Current LLMs have shown good performance on English but fail to align with local values and cultural norms in non-English environments. This paper introduces a packaged solution to localize LLMs to the Arabic language. First, they conduct an incremental pre-training on Arabic data. Then, they fine-tune Arabic natural questions and instructions related to Arab. Next, they employ a reward model trained on data with local culture and values.

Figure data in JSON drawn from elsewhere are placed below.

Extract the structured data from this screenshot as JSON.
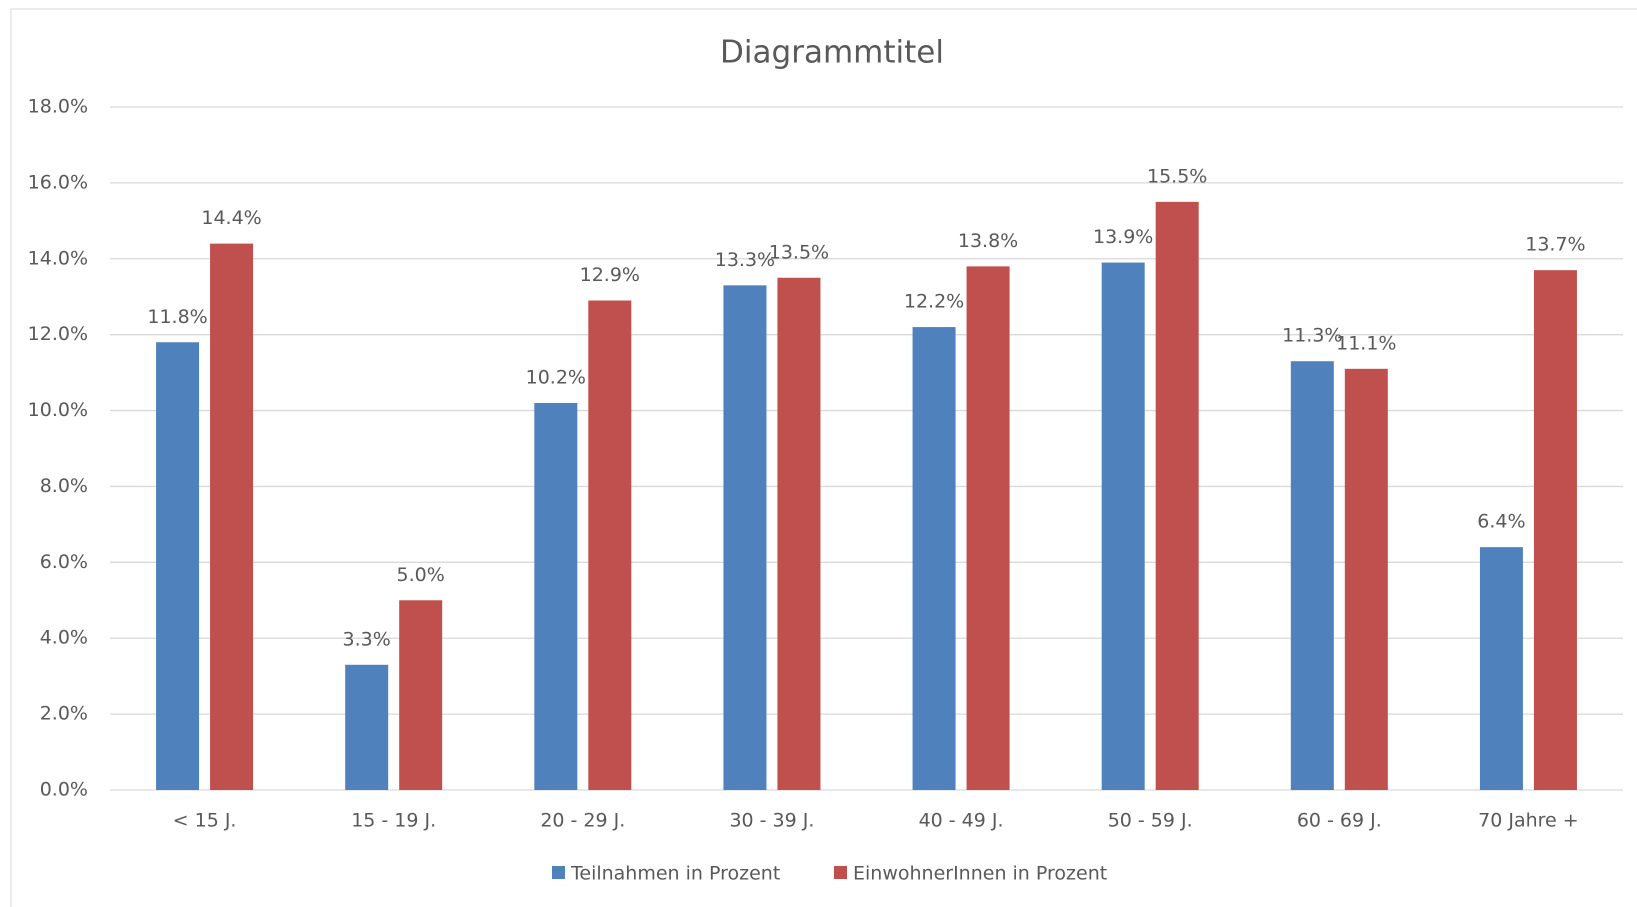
{
  "chart_data": {
    "type": "bar",
    "title": "Diagrammtitel",
    "categories": [
      "< 15 J.",
      "15 - 19 J.",
      "20 - 29 J.",
      "30 - 39 J.",
      "40 - 49 J.",
      "50 - 59 J.",
      "60 - 69 J.",
      "70 Jahre +"
    ],
    "series": [
      {
        "name": "Teilnahmen in Prozent",
        "color": "#4f81bd",
        "values": [
          11.8,
          3.3,
          10.2,
          13.3,
          12.2,
          13.9,
          11.3,
          6.4
        ],
        "value_labels": [
          "11.8%",
          "3.3%",
          "10.2%",
          "13.3%",
          "12.2%",
          "13.9%",
          "11.3%",
          "6.4%"
        ]
      },
      {
        "name": "EinwohnerInnen in Prozent",
        "color": "#c0504d",
        "values": [
          14.4,
          5.0,
          12.9,
          13.5,
          13.8,
          15.5,
          11.1,
          13.7
        ],
        "value_labels": [
          "14.4%",
          "5.0%",
          "12.9%",
          "13.5%",
          "13.8%",
          "15.5%",
          "11.1%",
          "13.7%"
        ]
      }
    ],
    "ylim": [
      0,
      18
    ],
    "yticks": [
      {
        "value": 0,
        "label": "0.0%"
      },
      {
        "value": 2,
        "label": "2.0%"
      },
      {
        "value": 4,
        "label": "4.0%"
      },
      {
        "value": 6,
        "label": "6.0%"
      },
      {
        "value": 8,
        "label": "8.0%"
      },
      {
        "value": 10,
        "label": "10.0%"
      },
      {
        "value": 12,
        "label": "12.0%"
      },
      {
        "value": 14,
        "label": "14.0%"
      },
      {
        "value": 16,
        "label": "16.0%"
      },
      {
        "value": 18,
        "label": "18.0%"
      }
    ],
    "grid": true,
    "legend": "bottom"
  }
}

The authors evaluate their model on different benchmarks, i.e., instruction-following benchmark, NLU benchmark, knowledge benchmark and culture localization benchmark. The model achieves SOTA performance among open Arabic LLMs.

优点

  1. This paper is well-written and easy to follow.
  2. Localization on specific culture is an important topic in LLMs.
  3. This paper mentioned Arabic-related dataset and models, which can be useful for the people in related fields.

缺点

  1. The theoretical and technical contributions are poor. This paper is more like a engineering report to introduce how to localize a public LLM on Arabic, illustrating the operation and dataset during pre-training, instruction tunning and RLHF stage. All the methods are well-known. The findings are intuitive, using localize data to pre-train, instruction tuning and training RLHF can be helpful for better localization. It seems more suitable for an empirical NLP conference rather than a learning conference.
  2. The newly introduced Arabic Cultural and Value Alignment benchmark is not novel. Previous work [1] also introduce a benchmark to measure the culture bias in Arabic LLMs. It seems the authors didn’t mention and cite this paper.
  3. The analyses are insufficient. I will be more excited to see a comprehensive and systematic evaluation on the contribution of different operation, i.e., pre-training, instruction tuning and RLHF, on different evaluation perspective, such as instruction-following, knowledge accuracy, culture alignment, etc.

[1] Having Beer after Prayer? Measuring Cultural Bias in Large Language Models, https://arxiv.org/abs/2305.14456

问题

  1. Can you clarify your technical or theoretical contribution? Any novel method or new understanding about the previous method?
  2. Can you provide a comprehensive and systematic evaluation on the contribution of different operation, i.e., pre-training, instruction tuning and RLHF, on different evaluation perspective, such as instruction-following, knowledge accuracy, culture alignment, etc?